IFF/Fiocruz - Instituto Fernandes Figueira (RJ) — Prova 2022
Gestante, com 12 semanas de gestação, procurou a emergência com dor intensa no baixo ventre e em fossa ilíaca direita de início nas últimas 8 horas. Refere também náuseas. Nega outras queixas. Ao exame: abdome doloroso a palpação de fossa ilíaca direita, peristalse presente, descompressão dolorosa em fossa ilíaca direita. USG abdome total mostrou apêndice de aspecto normal. USG transvaginal mostrou gestação intrauterina com 12 semanas de idade gestacional, ovário direito aumentado de volume, com estroma edemaciado e folículos desviados para periferia do ovário, além de pequena quantidade de liquido livre na pelve. Qual provável diagnóstico?
Dor abdominal aguda + ovário edemaciado com folículos periféricos em USG → Torção de anexo, mesmo na gestação.
A torção de anexo é uma emergência ginecológica que pode ocorrer durante a gestação. A apresentação clínica inclui dor abdominal aguda e náuseas. O ultrassom é crucial, mostrando um ovário aumentado, edemaciado, com folículos deslocados para a periferia e, por vezes, líquido livre na pelve, indicando isquemia.
A torção de anexo ovariano é uma emergência ginecológica que requer diagnóstico e intervenção rápidos para preservar a função ovariana.

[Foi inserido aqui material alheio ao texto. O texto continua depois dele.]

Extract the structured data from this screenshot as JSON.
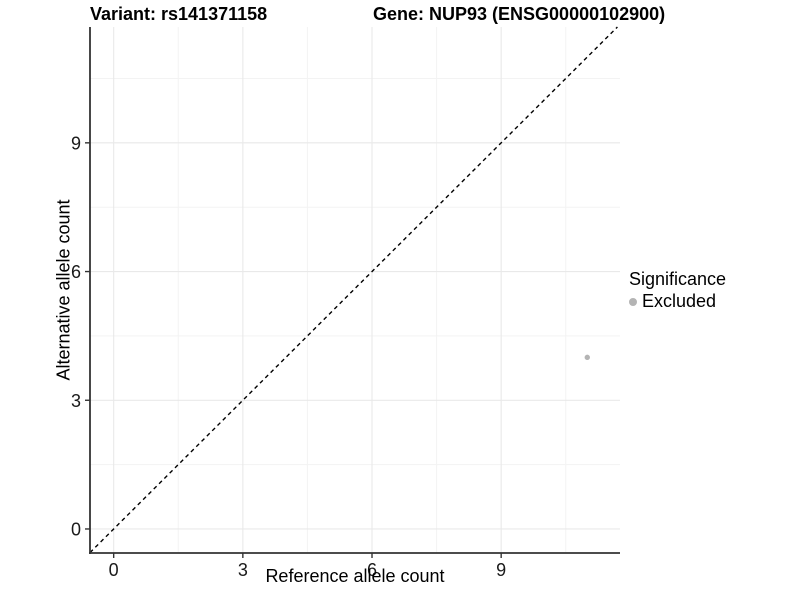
{
  "header": {
    "variant_title": "Variant: rs141371158",
    "gene_title": "Gene: NUP93 (ENSG00000102900)"
  },
  "chart_data": {
    "type": "scatter",
    "xlabel": "Reference allele count",
    "ylabel": "Alternative allele count",
    "xlim": [
      -0.55,
      11.76
    ],
    "ylim": [
      -0.56,
      11.7
    ],
    "x_ticks": [
      0,
      3,
      6,
      9
    ],
    "y_ticks": [
      0,
      3,
      6,
      9
    ],
    "x_minor_ticks": [
      1.5,
      4.5,
      7.5,
      10.5
    ],
    "y_minor_ticks": [
      1.5,
      4.5,
      7.5,
      10.5
    ],
    "grid": {
      "major_color": "#e9e9e9",
      "minor_color": "#f3f3f3"
    },
    "identity_line": {
      "style": "dashed",
      "color": "#000000"
    },
    "series": [
      {
        "name": "Excluded",
        "color": "#b4b4b4",
        "points": [
          {
            "x": 11,
            "y": 4
          }
        ]
      }
    ],
    "legend": {
      "title": "Significance",
      "position": "right",
      "items": [
        {
          "label": "Excluded",
          "color": "#b4b4b4"
        }
      ]
    },
    "axis_color": "#333333",
    "tick_label_color": "#1a1a1a",
    "tick_label_size": 18
  }
}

Embora possa ocorrer em qualquer idade, é mais comum em mulheres em idade reprodutiva e pode ser desafiadora na gestação devido à sobreposição de sintomas com outras condições abdominais agudas. A dor intensa e súbita, muitas vezes acompanhada de náuseas e vômitos, é o sintoma cardinal. Durante a gestação, o aumento do tamanho do útero e a frouxidão ligamentar podem predispor à torção. O diagnóstico é primariamente clínico e ultrassonográfico. A ultrassonografia transvaginal é a modalidade de imagem de escolha, revelando um ovário edemaciado, aumentado de volume, com folículos periféricos e, por vezes, ausência de fluxo Doppler, embora a presença de fluxo não exclua o diagnóstico. O tratamento da torção de anexo é cirúrgico, visando a destorção do ovário e, se possível, a ooforopexia para prevenir recorrências. Na gestação, a cirurgia laparoscópica é geralmente segura e preferível, minimizando o risco para o feto. A rápida intervenção é crucial para evitar a necrose ovariana e suas consequências a longo prazo.
Os sintomas clássicos incluem dor pélvica aguda e intensa, geralmente unilateral, que pode ser intermitente, acompanhada de náuseas e vômitos.
A ultrassonografia pode revelar um ovário aumentado de volume, com estroma edemaciado, folículos deslocados para a periferia, e ausência ou diminuição do fluxo sanguíneo Doppler no ovário afetado, além de líquido livre na pelve.
O tratamento é cirúrgico e deve ser realizado o mais rapidamente possível para preservar a viabilidade do ovário. A laparoscopia é preferível, se possível, para destorcer o ovário e, se necessário, realizar a ooforopexia.